Rising media mogul he may be, but James is clear that his focus is basketball. In fact, one thing that irks him and Carter is the assumption that he chose the Lakers because his business is based in Los Angeles. “It’s like, ‘Oh, LeBron signed with the Lakers, boom, all this stuff starts happening,'” says James. “Hell no, this stuff has been in the works.”

It is true that James has had a home in L.A. since 2015, when he purchased a $21 million manse in Brentwood; in December he added another $23 million, 16,000-square-foot home, also in Brentwood. And he says his Lakers deal (his first season tips off Oct. 18 in Portland) has not changed his social life as much as one might assume. “I don’t do the celebrity move around. I’m not that type of a guy, really,” he says. “I go train and I go home. Sometimes I’ll take my wife to dinner.”

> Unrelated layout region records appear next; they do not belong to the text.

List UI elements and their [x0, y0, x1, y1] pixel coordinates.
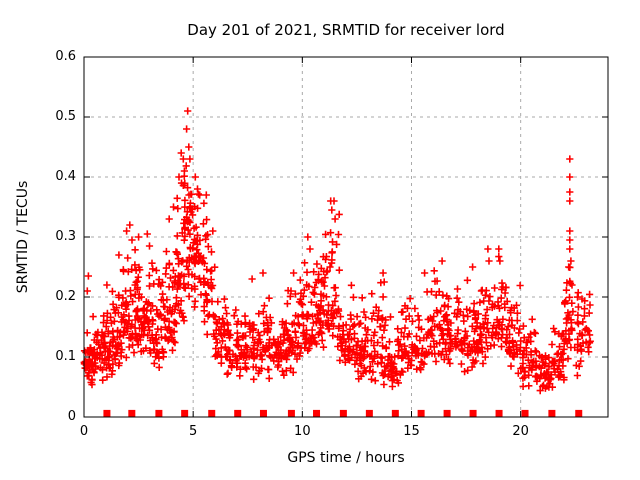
- baseline-square-marker: [234, 409, 242, 417]
- baseline-square-marker: [365, 409, 373, 417]
- baseline-square-marker: [575, 409, 583, 417]
- baseline-square-marker: [417, 409, 425, 417]
- y-tick-label: 0.5: [55, 109, 76, 124]
- x-tick-label: 20: [512, 424, 529, 439]
- x-tick-label: 15: [403, 424, 420, 439]
- baseline-square-marker: [443, 409, 451, 417]
- y-tick-label: 0.3: [55, 229, 76, 244]
- baseline-square-marker: [259, 409, 267, 417]
- baseline-square-marker: [155, 409, 163, 417]
- baseline-square-marker: [287, 409, 295, 417]
- baseline-square-marker: [339, 409, 347, 417]
- baseline-square-marker: [103, 409, 111, 417]
- baseline-square-marker: [313, 409, 321, 417]
- y-tick-label: 0.1: [55, 349, 76, 364]
- baseline-square-marker: [469, 409, 477, 417]
- baseline-square-marker: [391, 409, 399, 417]
- x-tick-label: 0: [79, 424, 89, 439]
- x-tick-label: 10: [294, 424, 311, 439]
- baseline-square-marker: [521, 409, 529, 417]
- baseline-square-marker: [181, 409, 189, 417]
- baseline-square-marker: [208, 409, 216, 417]
- scatter-points: [80, 107, 594, 395]
- chart-title: Day 201 of 2021, SRMTID for receiver lor…: [187, 21, 505, 39]
- y-tick-label: 0.4: [55, 169, 76, 184]
- y-tick-label: 0.6: [55, 49, 76, 64]
- baseline-square-marker: [495, 409, 503, 417]
- x-axis-label: GPS time / hours: [287, 450, 405, 466]
- y-tick-label: 0.2: [55, 289, 76, 304]
- baseline-square-marker: [548, 409, 556, 417]
- baseline-square-marker: [128, 409, 136, 417]
- y-tick-label: 0: [67, 409, 76, 424]
- x-tick-label: 5: [189, 424, 198, 439]
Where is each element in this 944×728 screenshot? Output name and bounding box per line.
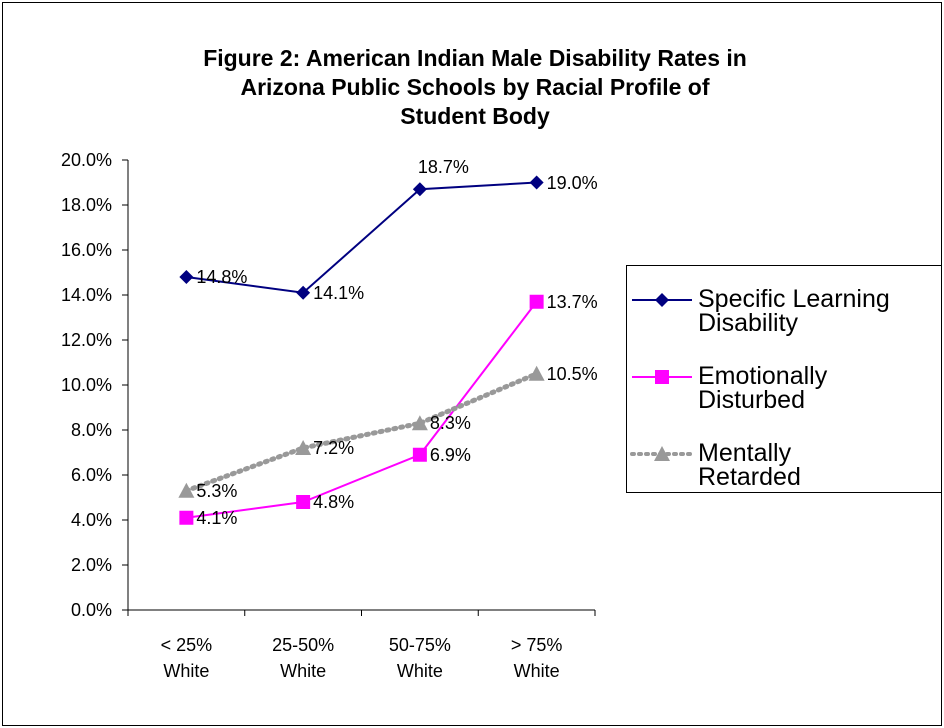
data-label: 14.8% (196, 267, 248, 287)
data-point (178, 482, 195, 498)
legend-label: Emotionally Disturbed (698, 362, 828, 414)
data-label: 4.1% (196, 507, 238, 528)
data-label: 13.7% (546, 291, 598, 312)
y-tick-label: 2.0% (70, 555, 112, 575)
data-point (296, 285, 311, 300)
data-label: 5.3% (196, 480, 238, 501)
legend-marker (655, 370, 669, 384)
data-point (528, 365, 545, 381)
x-tick-label: 25-50% White (272, 635, 335, 681)
series-line (186, 181, 537, 294)
data-point (529, 175, 544, 190)
legend-marker (654, 446, 670, 461)
y-tick-label: 18.0% (60, 195, 112, 215)
y-tick-label: 8.0% (70, 420, 112, 440)
y-tick-label: 4.0% (70, 510, 112, 530)
legend-label: Specific Learning Disability (698, 285, 890, 337)
y-tick-label: 10.0% (60, 375, 112, 395)
y-tick-label: 12.0% (60, 330, 112, 350)
x-tick-label: > 75% White (510, 635, 563, 681)
data-label: 14.1% (313, 282, 365, 303)
data-point (179, 510, 194, 525)
y-tick-label: 20.0% (60, 150, 112, 170)
y-tick-label: 0.0% (70, 600, 112, 620)
series-line (186, 301, 538, 519)
y-tick-label: 14.0% (60, 285, 112, 305)
y-tick-label: 6.0% (70, 465, 112, 485)
data-point (529, 294, 544, 309)
data-point (411, 415, 428, 431)
x-tick-label: 50-75% White (388, 635, 451, 681)
data-point (412, 447, 427, 462)
legend-label: Mentally Retarded (698, 439, 801, 491)
data-point (296, 495, 311, 509)
x-tick-label: < 25% White (160, 635, 213, 681)
data-label: 19.0% (546, 172, 598, 193)
legend-box (626, 265, 942, 493)
y-tick-label: 16.0% (60, 240, 112, 260)
data-point (412, 182, 427, 197)
chart-title: Figure 2: American Indian Male Disabilit… (203, 45, 747, 129)
data-label: 8.3% (429, 413, 471, 434)
legend-marker (655, 293, 669, 307)
data-label: 6.9% (429, 444, 471, 465)
data-point (179, 270, 194, 284)
data-label: 7.2% (313, 438, 355, 458)
series-line (183, 371, 540, 494)
data-label: 18.7% (417, 157, 469, 178)
data-label: 10.5% (546, 363, 598, 384)
data-label: 4.8% (313, 492, 355, 512)
data-point (295, 440, 312, 455)
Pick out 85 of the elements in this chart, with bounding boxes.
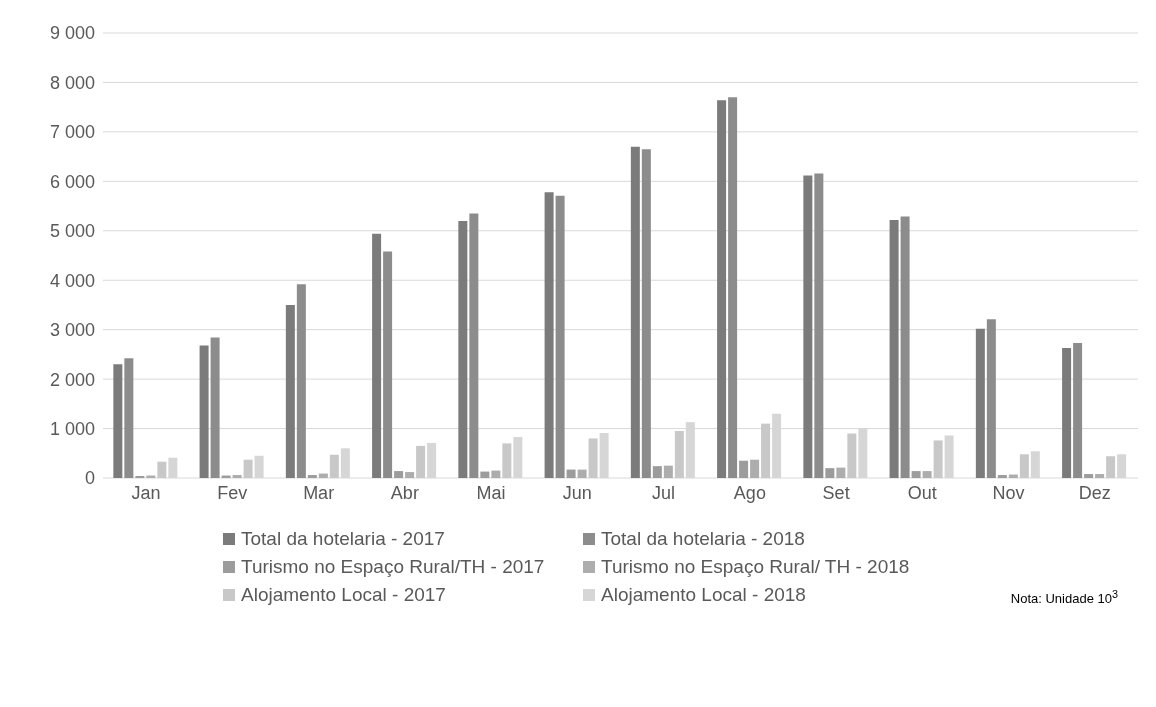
- bar: [761, 423, 771, 478]
- bar: [296, 284, 306, 478]
- x-tick-label: Abr: [390, 482, 419, 503]
- bar: [889, 219, 899, 478]
- bar: [329, 454, 339, 478]
- bar: [199, 345, 209, 478]
- bar: [113, 364, 123, 478]
- bar: [458, 220, 468, 478]
- bar: [1019, 454, 1029, 478]
- x-tick-label: Jan: [131, 482, 161, 503]
- bar: [814, 173, 824, 478]
- bar: [318, 473, 328, 478]
- x-tick-label: Mar: [303, 482, 335, 503]
- y-tick-label: 6 000: [49, 171, 95, 192]
- x-tick-label: Nov: [992, 482, 1025, 503]
- bar: [307, 475, 317, 478]
- x-tick-label: Dez: [1078, 482, 1111, 503]
- bar: [372, 233, 382, 478]
- x-tick-label: Jun: [562, 482, 592, 503]
- y-tick-label: 5 000: [49, 221, 95, 242]
- bar: [566, 469, 576, 478]
- y-tick-label: 3 000: [49, 320, 95, 341]
- bar: [394, 471, 404, 478]
- legend-label: Turismo no Espaço Rural/ TH - 2018: [601, 556, 910, 578]
- bar: [1106, 456, 1116, 478]
- bar: [243, 459, 253, 478]
- text: Nota: Unidade 10$^{3}$: [1010, 587, 1118, 606]
- bar: [975, 328, 985, 478]
- bar: [630, 146, 640, 478]
- bar: [728, 97, 738, 478]
- bar: [157, 461, 167, 478]
- bar: [847, 433, 857, 478]
- bar: [739, 460, 749, 478]
- y-tick-label: 8 000: [49, 72, 95, 93]
- bar: [383, 251, 393, 478]
- bar: [986, 319, 996, 478]
- bar: [803, 175, 813, 478]
- x-tick-label: Fev: [217, 482, 248, 503]
- y-tick-label: 2 000: [49, 369, 95, 390]
- bar: [1062, 347, 1072, 478]
- y-tick-label: 7 000: [49, 122, 95, 143]
- legend-label: Total da hotelaria - 2017: [241, 528, 445, 550]
- bar: [674, 431, 684, 478]
- bar: [997, 475, 1007, 478]
- bar: [641, 149, 651, 478]
- legend-label: Alojamento Local - 2018: [601, 584, 806, 606]
- bar: [124, 358, 134, 478]
- bar: [480, 471, 490, 478]
- bar: [555, 195, 565, 478]
- y-tick-label: 4 000: [49, 270, 95, 291]
- bar: [469, 213, 479, 478]
- bar: [750, 459, 760, 478]
- bar: [210, 337, 220, 478]
- bar: [491, 470, 501, 478]
- bar: [933, 440, 943, 478]
- bar: [232, 475, 242, 478]
- bar: [502, 443, 512, 478]
- x-tick-label: Ago: [733, 482, 766, 503]
- bar: [544, 192, 554, 478]
- legend-label: Turismo no Espaço Rural/TH - 2017: [241, 556, 545, 578]
- y-tick-label: 9 000: [49, 23, 95, 44]
- bar: [1095, 474, 1105, 478]
- y-tick-label: 1 000: [49, 418, 95, 439]
- bar: [1084, 474, 1094, 478]
- bar: [717, 100, 727, 478]
- bar: [416, 445, 426, 478]
- bar: [405, 472, 415, 478]
- bar: [922, 471, 932, 478]
- legend-label: Total da hotelaria - 2018: [601, 528, 805, 550]
- bar: [1073, 343, 1083, 478]
- bar: [911, 471, 921, 478]
- x-tick-label: Mai: [476, 482, 506, 503]
- x-tick-label: Set: [822, 482, 850, 503]
- x-tick-label: Out: [907, 482, 937, 503]
- bar: [285, 304, 295, 478]
- y-tick-label: 0: [84, 468, 95, 489]
- bar: [577, 469, 587, 478]
- legend-label: Alojamento Local - 2017: [241, 584, 446, 606]
- bar: [825, 468, 835, 478]
- bar: [836, 467, 846, 478]
- bar: [588, 438, 598, 478]
- bar: [900, 216, 910, 478]
- bar: [652, 466, 662, 478]
- bar: [663, 465, 673, 478]
- x-tick-label: Jul: [652, 482, 676, 503]
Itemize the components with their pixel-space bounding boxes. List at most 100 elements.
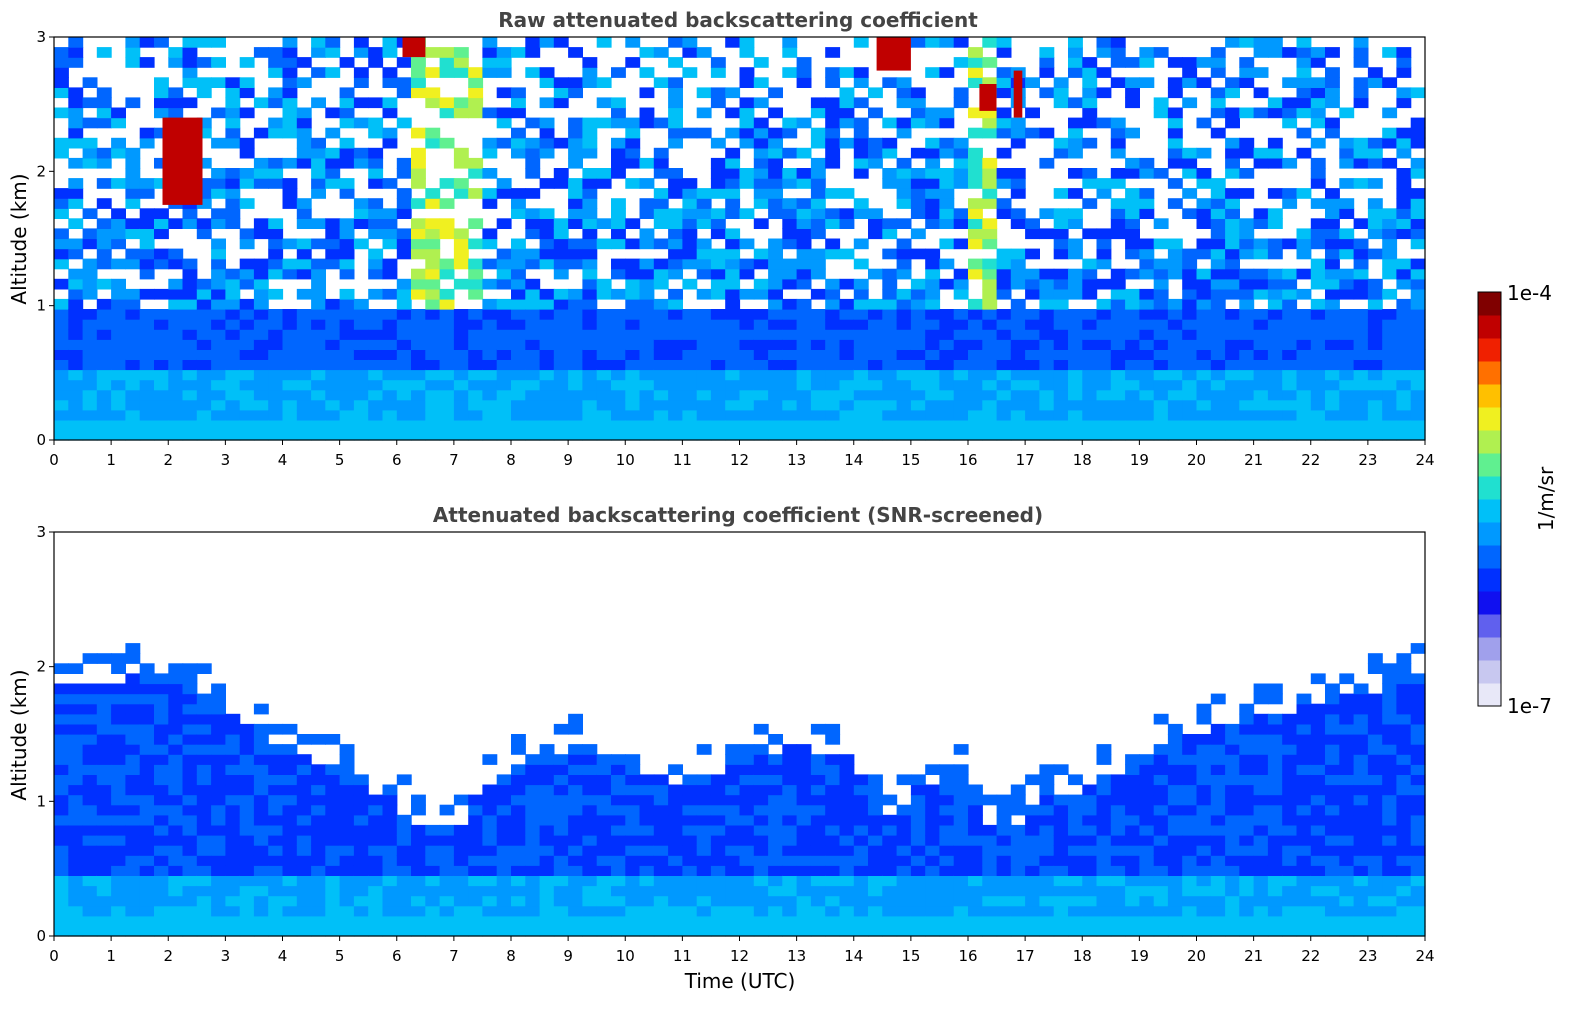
heatmap-cell [239, 429, 255, 441]
heatmap-cell [125, 288, 141, 300]
heatmap-cell [482, 429, 498, 441]
heatmap-cell [1139, 429, 1155, 441]
heatmap-cell [368, 339, 384, 350]
heatmap-cell [1025, 218, 1040, 229]
heatmap-cell [1196, 784, 1212, 796]
cloud-feature [402, 37, 426, 58]
heatmap-cell [111, 713, 126, 725]
heatmap-cell [568, 178, 583, 189]
heatmap-cell [411, 248, 426, 260]
heatmap-cell [1267, 268, 1283, 280]
heatmap-cell [211, 309, 226, 320]
heatmap-cell [1153, 329, 1169, 340]
heatmap-cell [1167, 855, 1183, 866]
heatmap-cell [668, 37, 683, 48]
heatmap-cell [425, 369, 441, 381]
heatmap-cell [596, 238, 612, 250]
heatmap-cell [1325, 238, 1340, 250]
x-tick-label: 16 [958, 451, 977, 469]
heatmap-cell [568, 218, 583, 229]
heatmap-cell [353, 925, 369, 937]
heatmap-cell [1053, 835, 1069, 846]
heatmap-cell [1196, 734, 1212, 745]
heatmap-cell [111, 824, 126, 836]
heatmap-cell [1225, 87, 1240, 99]
heatmap-cell [596, 288, 612, 300]
heatmap-cell [896, 845, 912, 856]
heatmap-cell [396, 238, 412, 250]
heatmap-cell [339, 298, 355, 310]
heatmap-cell [1339, 399, 1355, 411]
heatmap-cell [211, 379, 226, 391]
heatmap-cell [868, 885, 883, 897]
heatmap-cell [382, 855, 398, 866]
heatmap-cell [882, 925, 898, 937]
heatmap-cell [668, 228, 683, 240]
heatmap-cell [154, 37, 169, 48]
heatmap-cell [982, 915, 998, 927]
heatmap-cell [1296, 288, 1312, 300]
heatmap-cell [125, 258, 141, 270]
heatmap-cell [296, 794, 312, 806]
heatmap-cell [196, 663, 212, 674]
heatmap-cell [1253, 238, 1269, 250]
heatmap-cell [482, 359, 498, 371]
heatmap-cell [582, 288, 598, 300]
heatmap-cell [339, 419, 355, 431]
heatmap-cell [1167, 137, 1183, 149]
heatmap-cell [1182, 369, 1198, 381]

Moreover, he’s not leaving Cleveland entirely. He says his charitable foundation will remain in Akron. And he has no plans to unload his Akron estate (there isn’t much of a market for a 30,000-square-foot, $10 million home in northeast Ohio). In fact, he says, he plans to summer there.

“The goal is to continue to do what we’ve been doing, and if we make a billion-dollar company at the end of it, we will pat each other on the back, hug each other, pop some great wine … but that is not the goal. It’s never been the goal,” he says. “I’m going to continue to play basketball at a high level, continue to give back to my community and make great content for people to fall in love with.”